Me mantuve firme ante el propósito de negar la realidad. Cuando al recoger los desperfectos de aquel catastrófico portazo, días después, encontré tu firma en mi reflejo.
¿Porqué aquella mancha de carmín iba a durar más que nuestra historia? Aquel beso rojo en el espejo parecía burlarse de mí todas las mañanas. Y yo, personalizando la eternidad de un tú y yo en él, rodeaba cada domingo de limpieza con el paño húmedo tus labios, pensando que mientras ellos no desaparecieran, nosotros estábamos vivos en algún lado.

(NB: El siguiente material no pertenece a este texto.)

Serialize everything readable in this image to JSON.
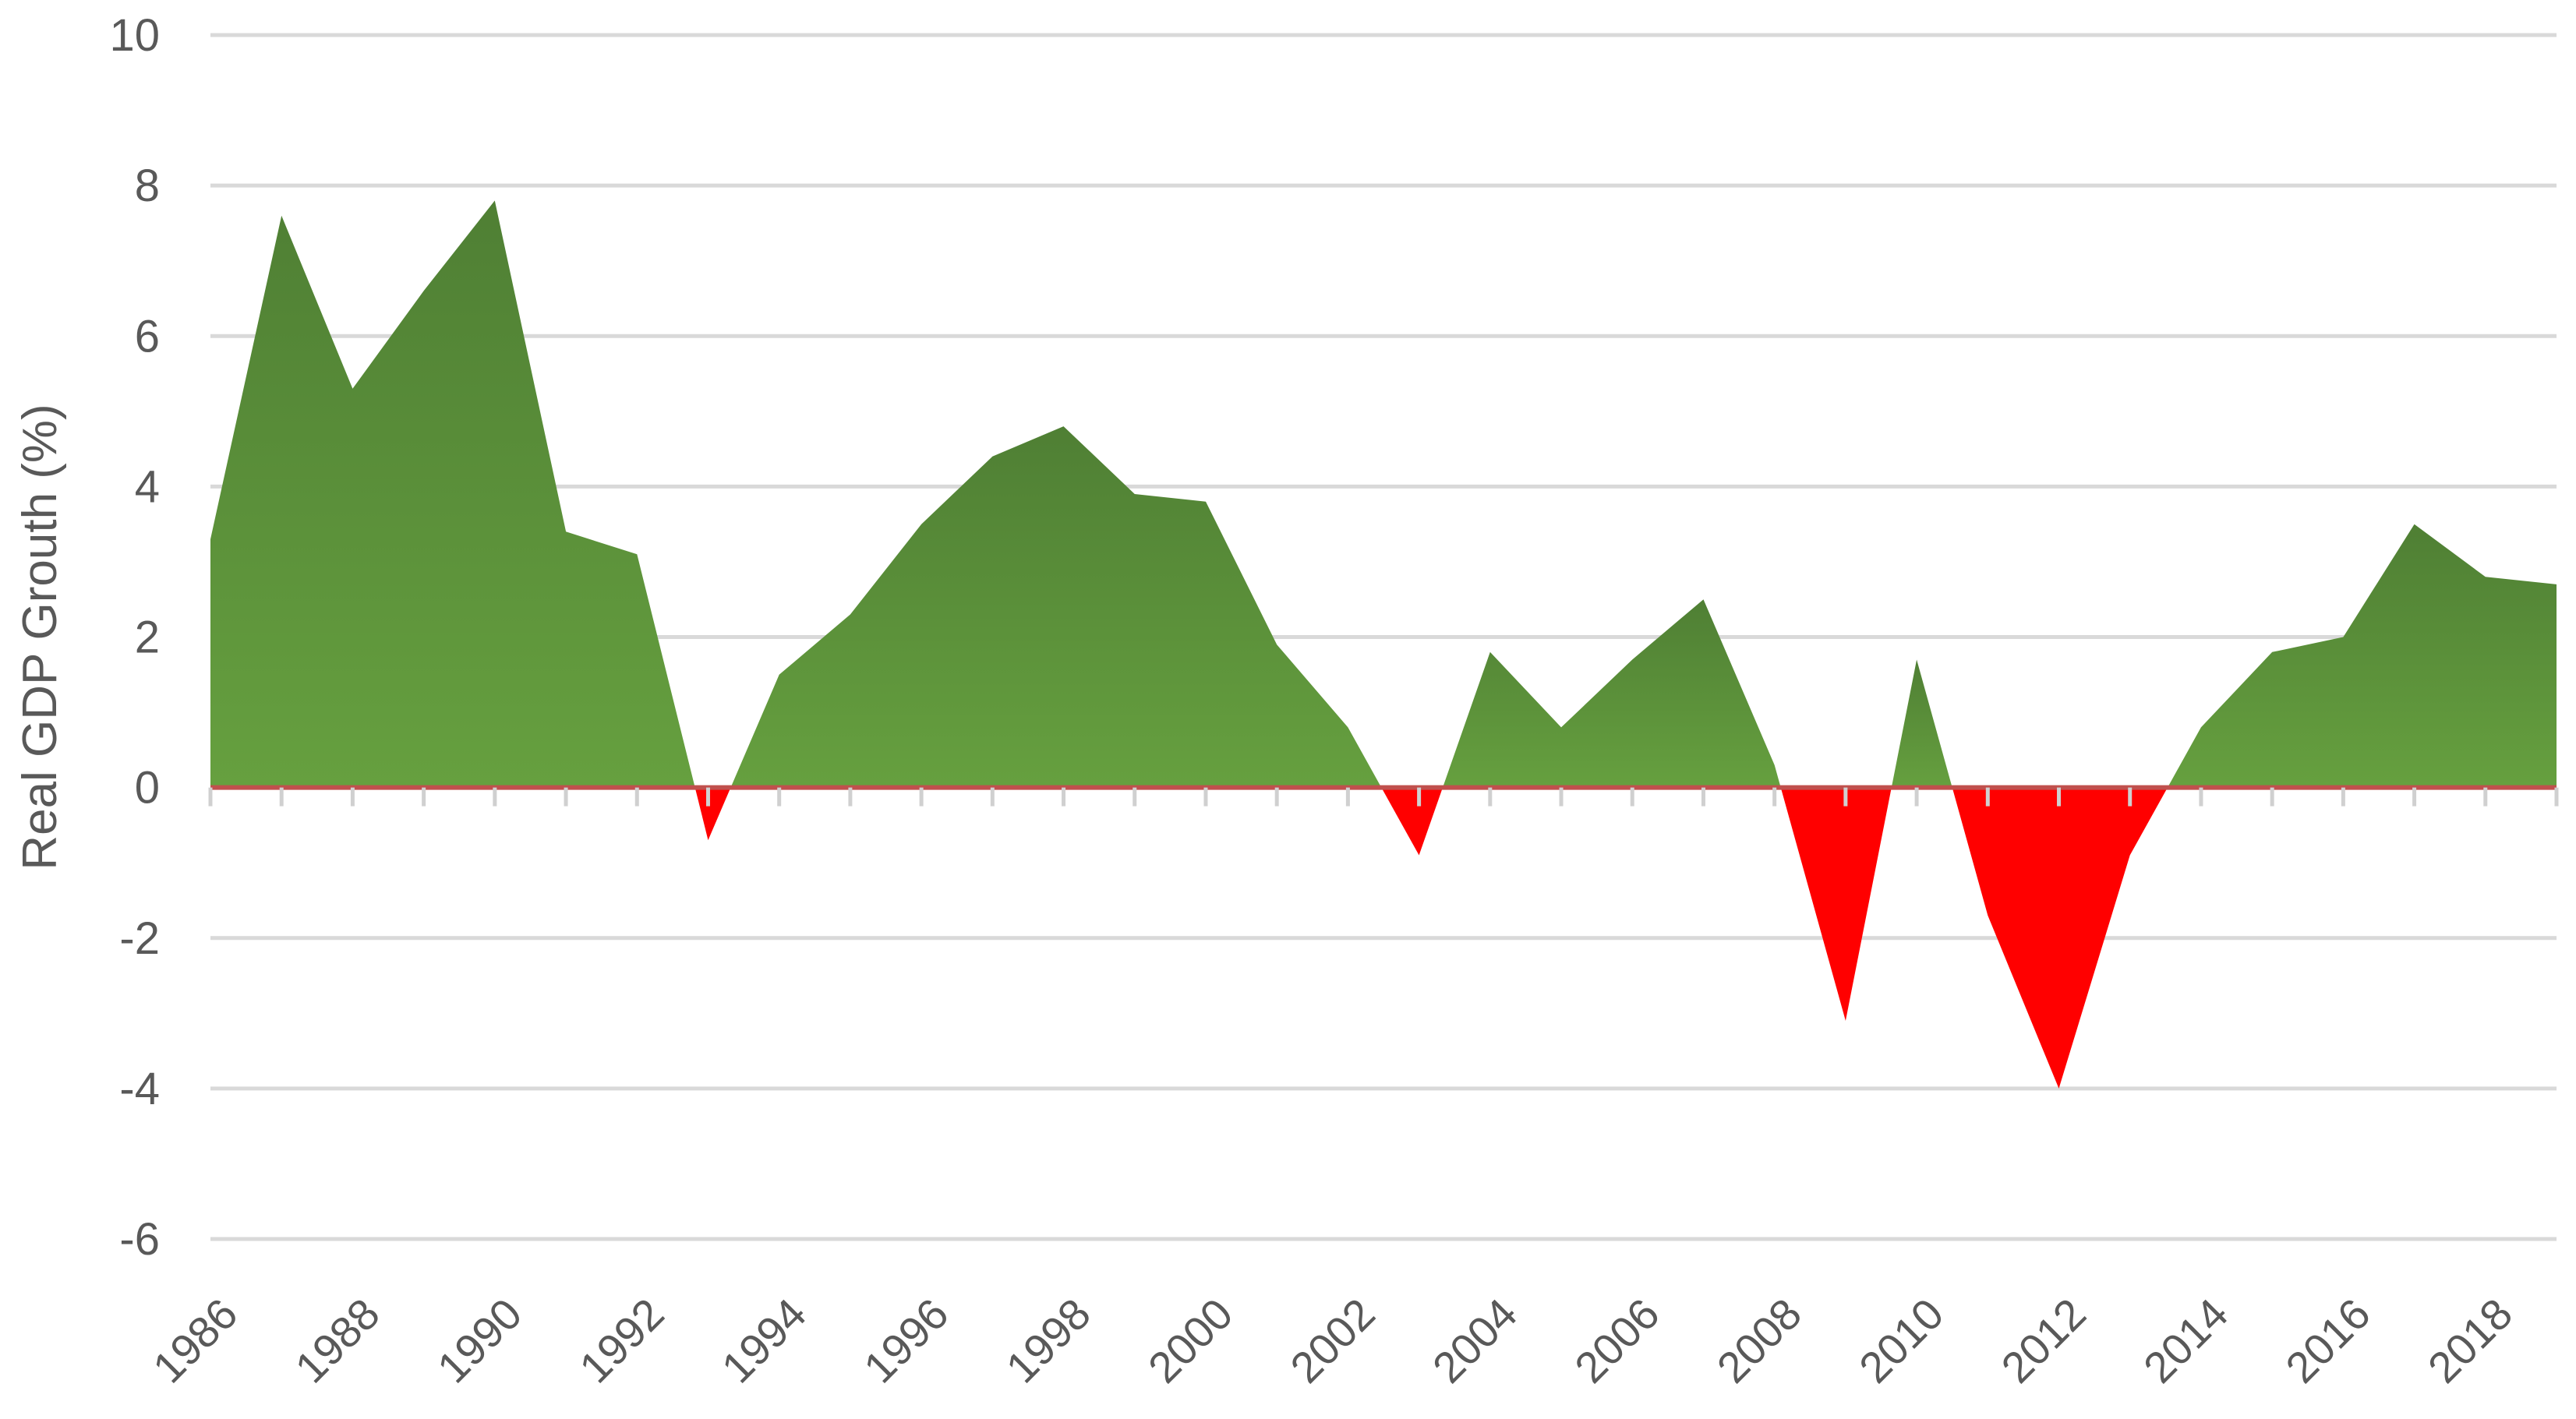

Ni las flores, ni el sermón, ni las palabras de despedida de los familiares más cercanos. Tampoco la piedra con tu nombre y dos años limitando lo que no se puede limitar. Principio y fin. Nacimiento y muerte. Como si en esos treinta y dos años fuese en los únicos que tus propios amigos te permitirían vivir. Como si después del dos mil dieciséis ya no existieras. Ya no estás. Ya no eres. Se acabó, cerramos paréntesis. Ya se fue.
Me niego a pensar que el olvido, que conseguirlo es conseguir la nada, hiciese de agujero negro a tu paso por el mundo. Me niego a borrar tu carmín de mi espejo, me niego a no pararme frente a él con la mejilla estratégicamente colocada para recibir tu beso cada mañana y cada noche.